Erythropoietin Protects Against Lipopolysaccharide-Induced Microgliosis and Abnormal Granule Cell Development in the Ovine Fetal Cerebellum

Annie R. A. McDougall, Nadia Hale, Sandra Rees, Richard Harding, Robert De Matteo, Stuart B. Hooper, Mary Tolcos

Erythropoietin (EPO) ameliorates inflammation-induced injury in cerebral white matter (WM). However, effects of inflammation on the cerebellum and neuroprotective effects of EPO are unknown.

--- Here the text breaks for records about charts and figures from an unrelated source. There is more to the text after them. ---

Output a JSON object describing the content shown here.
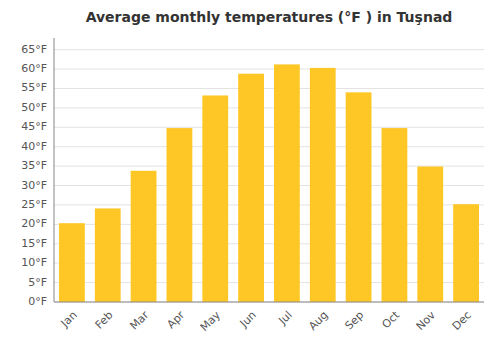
{
  "chart_data": {
    "type": "bar",
    "title": "Average monthly temperatures (°F ) in Tuşnad",
    "categories": [
      "Jan",
      "Feb",
      "Mar",
      "Apr",
      "May",
      "Jun",
      "Jul",
      "Aug",
      "Sep",
      "Oct",
      "Nov",
      "Dec"
    ],
    "values": [
      20.3,
      24.1,
      33.8,
      44.8,
      53.2,
      58.8,
      61.2,
      60.3,
      54.0,
      44.8,
      34.9,
      25.2
    ],
    "color": "#FFC726",
    "ylim": [
      0,
      68
    ],
    "yticks": [
      {
        "value": 0,
        "label": "0°F"
      },
      {
        "value": 5,
        "label": "5°F"
      },
      {
        "value": 10,
        "label": "10°F"
      },
      {
        "value": 15,
        "label": "15°F"
      },
      {
        "value": 20,
        "label": "20°F"
      },
      {
        "value": 25,
        "label": "25°F"
      },
      {
        "value": 30,
        "label": "30°F"
      },
      {
        "value": 35,
        "label": "35°F"
      },
      {
        "value": 40,
        "label": "40°F"
      },
      {
        "value": 45,
        "label": "45°F"
      },
      {
        "value": 50,
        "label": "50°F"
      },
      {
        "value": 55,
        "label": "55°F"
      },
      {
        "value": 60,
        "label": "60°F"
      },
      {
        "value": 65,
        "label": "65°F"
      }
    ],
    "grid": true
  }
}
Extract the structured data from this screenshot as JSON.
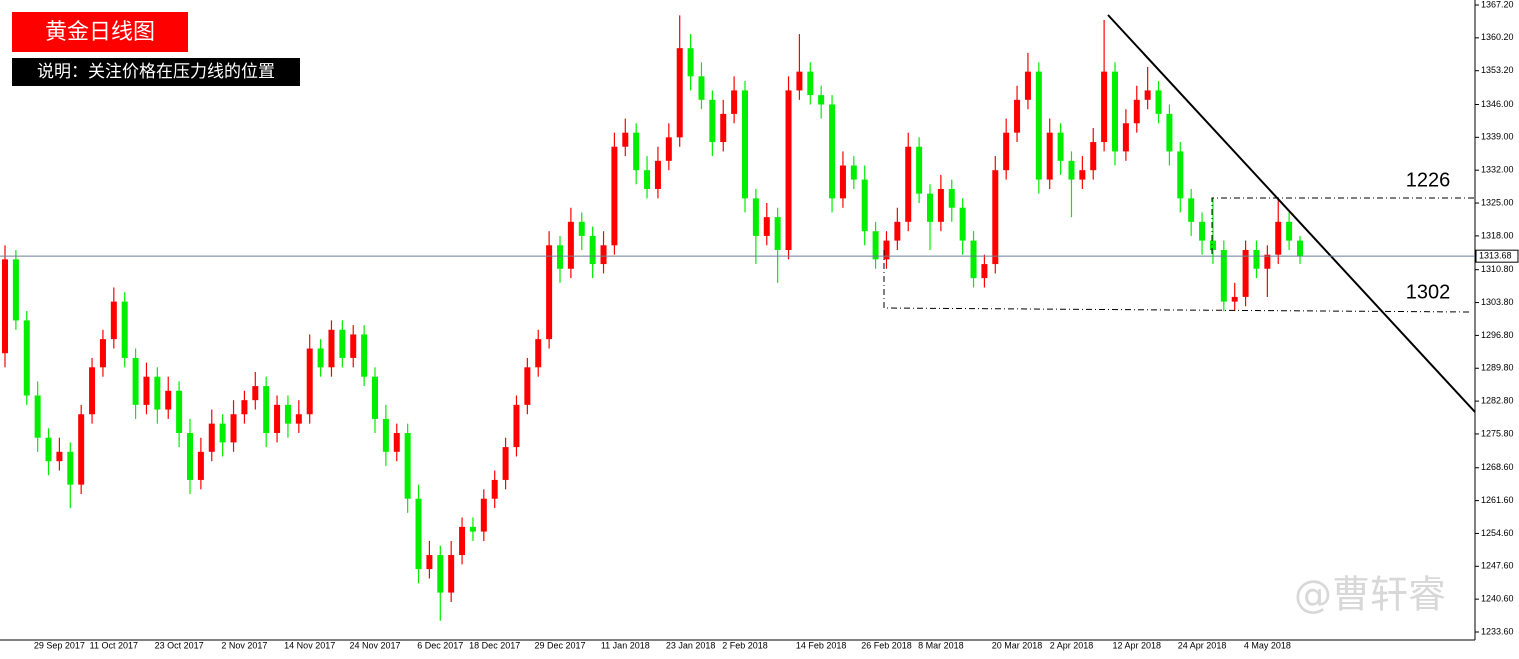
{
  "chart_data": {
    "type": "candlestick",
    "title": "黄金日线图",
    "subtitle": "说明：关注价格在压力线的位置",
    "annotations": [
      "1226",
      "1302"
    ],
    "watermark": "@曹轩睿",
    "up_color": "#ff0000",
    "down_color": "#00ee00",
    "categories": [
      null,
      null,
      null,
      null,
      null,
      "29 Sep 2017",
      null,
      null,
      null,
      null,
      "11 Oct 2017",
      null,
      null,
      null,
      null,
      null,
      "23 Oct 2017",
      null,
      null,
      null,
      null,
      null,
      "2 Nov 2017",
      null,
      null,
      null,
      null,
      null,
      "14 Nov 2017",
      null,
      null,
      null,
      null,
      null,
      "24 Nov 2017",
      null,
      null,
      null,
      null,
      null,
      "6 Dec 2017",
      null,
      null,
      null,
      null,
      "18 Dec 2017",
      null,
      null,
      null,
      null,
      null,
      "29 Dec 2017",
      null,
      null,
      null,
      null,
      null,
      "11 Jan 2018",
      null,
      null,
      null,
      null,
      null,
      "23 Jan 2018",
      null,
      null,
      null,
      null,
      "2 Feb 2018",
      null,
      null,
      null,
      null,
      null,
      null,
      "14 Feb 2018",
      null,
      null,
      null,
      null,
      null,
      "26 Feb 2018",
      null,
      null,
      null,
      null,
      "8 Mar 2018",
      null,
      null,
      null,
      null,
      null,
      null,
      "20 Mar 2018",
      null,
      null,
      null,
      null,
      "2 Apr 2018",
      null,
      null,
      null,
      null,
      null,
      "12 Apr 2018",
      null,
      null,
      null,
      null,
      null,
      "24 Apr 2018",
      null,
      null,
      null,
      null,
      null,
      "4 May 2018",
      null,
      null,
      null
    ],
    "open": [
      1293,
      1313,
      1300,
      1284,
      1275,
      1270,
      1272,
      1265,
      1280,
      1290,
      1296,
      1304,
      1292,
      1282,
      1288,
      1281,
      1285,
      1276,
      1266,
      1272,
      1278,
      1274,
      1280,
      1283,
      1286,
      1276,
      1282,
      1278,
      1280,
      1294,
      1290,
      1298,
      1292,
      1297,
      1288,
      1279,
      1272,
      1276,
      1262,
      1247,
      1250,
      1242,
      1250,
      1256,
      1255,
      1262,
      1266,
      1273,
      1282,
      1290,
      1296,
      1316,
      1311,
      1321,
      1318,
      1312,
      1316,
      1337,
      1340,
      1332,
      1328,
      1334,
      1339,
      1358,
      1352,
      1347,
      1338,
      1344,
      1349,
      1326,
      1318,
      1322,
      1315,
      1349,
      1353,
      1348,
      1346,
      1326,
      1333,
      1330,
      1319,
      1313,
      1317,
      1321,
      1337,
      1327,
      1321,
      1328,
      1324,
      1317,
      1309,
      1312,
      1332,
      1340,
      1347,
      1353,
      1330,
      1340,
      1334,
      1330,
      1332,
      1338,
      1353,
      1336,
      1342,
      1347,
      1349,
      1344,
      1336,
      1326,
      1321,
      1317,
      1315,
      1304,
      1305,
      1315,
      1311,
      1314,
      1321,
      1317
    ],
    "high": [
      1316,
      1315,
      1302,
      1287,
      1277,
      1275,
      1274,
      1282,
      1292,
      1298,
      1307,
      1306,
      1294,
      1291,
      1290,
      1288,
      1287,
      1279,
      1275,
      1281,
      1280,
      1283,
      1285,
      1289,
      1288,
      1284,
      1284,
      1283,
      1297,
      1296,
      1300,
      1300,
      1299,
      1299,
      1290,
      1282,
      1278,
      1278,
      1265,
      1253,
      1252,
      1253,
      1258,
      1258,
      1264,
      1268,
      1275,
      1284,
      1292,
      1298,
      1319,
      1318,
      1324,
      1323,
      1320,
      1319,
      1340,
      1343,
      1342,
      1335,
      1337,
      1342,
      1365,
      1361,
      1355,
      1349,
      1347,
      1352,
      1351,
      1328,
      1325,
      1324,
      1352,
      1361,
      1355,
      1350,
      1348,
      1336,
      1335,
      1333,
      1321,
      1319,
      1324,
      1340,
      1339,
      1329,
      1331,
      1330,
      1326,
      1319,
      1314,
      1335,
      1343,
      1350,
      1357,
      1355,
      1343,
      1342,
      1336,
      1335,
      1341,
      1364,
      1355,
      1345,
      1350,
      1354,
      1351,
      1346,
      1338,
      1328,
      1323,
      1326,
      1317,
      1308,
      1317,
      1317,
      1316,
      1326,
      1323,
      1318
    ],
    "low": [
      1290,
      1298,
      1282,
      1272,
      1267,
      1268,
      1260,
      1263,
      1278,
      1288,
      1294,
      1290,
      1279,
      1280,
      1278,
      1279,
      1273,
      1263,
      1264,
      1270,
      1271,
      1272,
      1278,
      1281,
      1273,
      1274,
      1275,
      1276,
      1278,
      1288,
      1288,
      1290,
      1290,
      1286,
      1276,
      1269,
      1270,
      1259,
      1244,
      1245,
      1236,
      1240,
      1248,
      1253,
      1253,
      1260,
      1264,
      1271,
      1280,
      1288,
      1294,
      1308,
      1309,
      1315,
      1309,
      1310,
      1314,
      1335,
      1329,
      1326,
      1326,
      1332,
      1337,
      1349,
      1345,
      1335,
      1336,
      1342,
      1323,
      1312,
      1316,
      1308,
      1313,
      1347,
      1346,
      1343,
      1323,
      1324,
      1328,
      1316,
      1311,
      1311,
      1315,
      1319,
      1325,
      1315,
      1319,
      1321,
      1314,
      1307,
      1307,
      1310,
      1330,
      1338,
      1345,
      1327,
      1328,
      1331,
      1322,
      1328,
      1330,
      1336,
      1333,
      1334,
      1340,
      1345,
      1342,
      1333,
      1323,
      1318,
      1314,
      1312,
      1302,
      1302,
      1303,
      1309,
      1305,
      1312,
      1315,
      1312
    ],
    "close": [
      1313,
      1300,
      1284,
      1275,
      1270,
      1272,
      1265,
      1280,
      1290,
      1296,
      1304,
      1292,
      1282,
      1288,
      1281,
      1285,
      1276,
      1266,
      1272,
      1278,
      1274,
      1280,
      1283,
      1286,
      1276,
      1282,
      1278,
      1280,
      1294,
      1290,
      1298,
      1292,
      1297,
      1288,
      1279,
      1272,
      1276,
      1262,
      1247,
      1250,
      1242,
      1250,
      1256,
      1255,
      1262,
      1266,
      1273,
      1282,
      1290,
      1296,
      1316,
      1311,
      1321,
      1318,
      1312,
      1316,
      1337,
      1340,
      1332,
      1328,
      1334,
      1339,
      1358,
      1352,
      1347,
      1338,
      1344,
      1349,
      1326,
      1318,
      1322,
      1315,
      1349,
      1353,
      1348,
      1346,
      1326,
      1333,
      1330,
      1319,
      1313,
      1317,
      1321,
      1337,
      1327,
      1321,
      1328,
      1324,
      1317,
      1309,
      1312,
      1332,
      1340,
      1347,
      1353,
      1330,
      1340,
      1334,
      1330,
      1332,
      1338,
      1353,
      1336,
      1342,
      1347,
      1349,
      1344,
      1336,
      1326,
      1321,
      1317,
      1315,
      1304,
      1305,
      1315,
      1311,
      1314,
      1321,
      1317,
      1313.68
    ],
    "current_price": {
      "value": 1313.68,
      "label": "1313.68"
    },
    "ylim": [
      1233.6,
      1367.2
    ],
    "yticks": [
      {
        "value": 1367.2,
        "label": "1367.20"
      },
      {
        "value": 1360.2,
        "label": "1360.20"
      },
      {
        "value": 1353.2,
        "label": "1353.20"
      },
      {
        "value": 1346,
        "label": "1346.00"
      },
      {
        "value": 1339,
        "label": "1339.00"
      },
      {
        "value": 1332,
        "label": "1332.00"
      },
      {
        "value": 1325,
        "label": "1325.00"
      },
      {
        "value": 1318,
        "label": "1318.00"
      },
      {
        "value": 1310.8,
        "label": "1310.80"
      },
      {
        "value": 1303.8,
        "label": "1303.80"
      },
      {
        "value": 1296.8,
        "label": "1296.80"
      },
      {
        "value": 1289.8,
        "label": "1289.80"
      },
      {
        "value": 1282.8,
        "label": "1282.80"
      },
      {
        "value": 1275.8,
        "label": "1275.80"
      },
      {
        "value": 1268.6,
        "label": "1268.60"
      },
      {
        "value": 1261.6,
        "label": "1261.60"
      },
      {
        "value": 1254.6,
        "label": "1254.60"
      },
      {
        "value": 1247.6,
        "label": "1247.60"
      },
      {
        "value": 1240.6,
        "label": "1240.60"
      },
      {
        "value": 1233.6,
        "label": "1233.60"
      }
    ]
  }
}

Our aims were to determine: (i) whether lipopolysaccharide (LPS)-induced intrauterine inflammation causes injury to, and/or impairs development of the cerebellum; and (ii) whether recombinant human EPO (rhEPO) mitigates these changes. At 107 ± 1 days gestational age (DGA; ~0.7 of term), fetal sheep received LPS (~0.9 μg/kg; i.v.) or an equivalent volume of saline, followed 1 h later with 5000 IU/kg rhEPO (i.v.) or an equivalent volume of saline (i.v.). This generated the following experimental groups: control (saline + saline; n = 6), LPS (LPS + saline, n = 8) and LPS + rhEPO (n = 8). At necropsy (116 ± 1 DGA; ~0.8 of term) the brain was perfusion-fixed and stained histologically (H&E) and immunostained to identify granule cells (Neuronal Nuclei, NeuN), granule cell proliferation (Ki67), Bergmann glia (glial fibrillary acidic protein, GFAP), astrogliosis (GFAP) and microgliosis (Iba-1). In comparison to controls, LPS fetuses had an increased density of Iba-1-positive microglia (p < 0.005) in the lobular WM; rhEPO prevented this increase (p < 0.05). The thickness of both the proliferative (Ki67-positive) and post-mitotic zones (Ki67-negative) of the EGL were increased in LPS-exposed fetuses compared to controls (p < 0.05), but were not different between controls and LPS + rhEPO fetuses. LPS also increased (p < 0.001) the density of granule cells (NeuN-positive) in the internal granule layer (IGL); rhEPO prevented the increase (p < 0.01). There was no difference between groups in the areas of the vermis (total cross-section), molecular layer (ML), IGL or WM, the density of NeuN-positive granule cells in the ML, the linear density of Bergmann glial fibers, the areal density or somal area of the Purkinje cells, the areal coverage of GFAP-positive astrocytes in the lobular and deep WM, the density of Iba-1-positive microglia in the deep WM or the density of apopotic cells in the cerebellum. LPS-induced intrauterine inflammation caused microgliosis and abnormal development of granule cells. rhEPO ameliorated these changes, suggesting that it is neuroprotective against LPS-induced inflammatory effects in the cerebellum.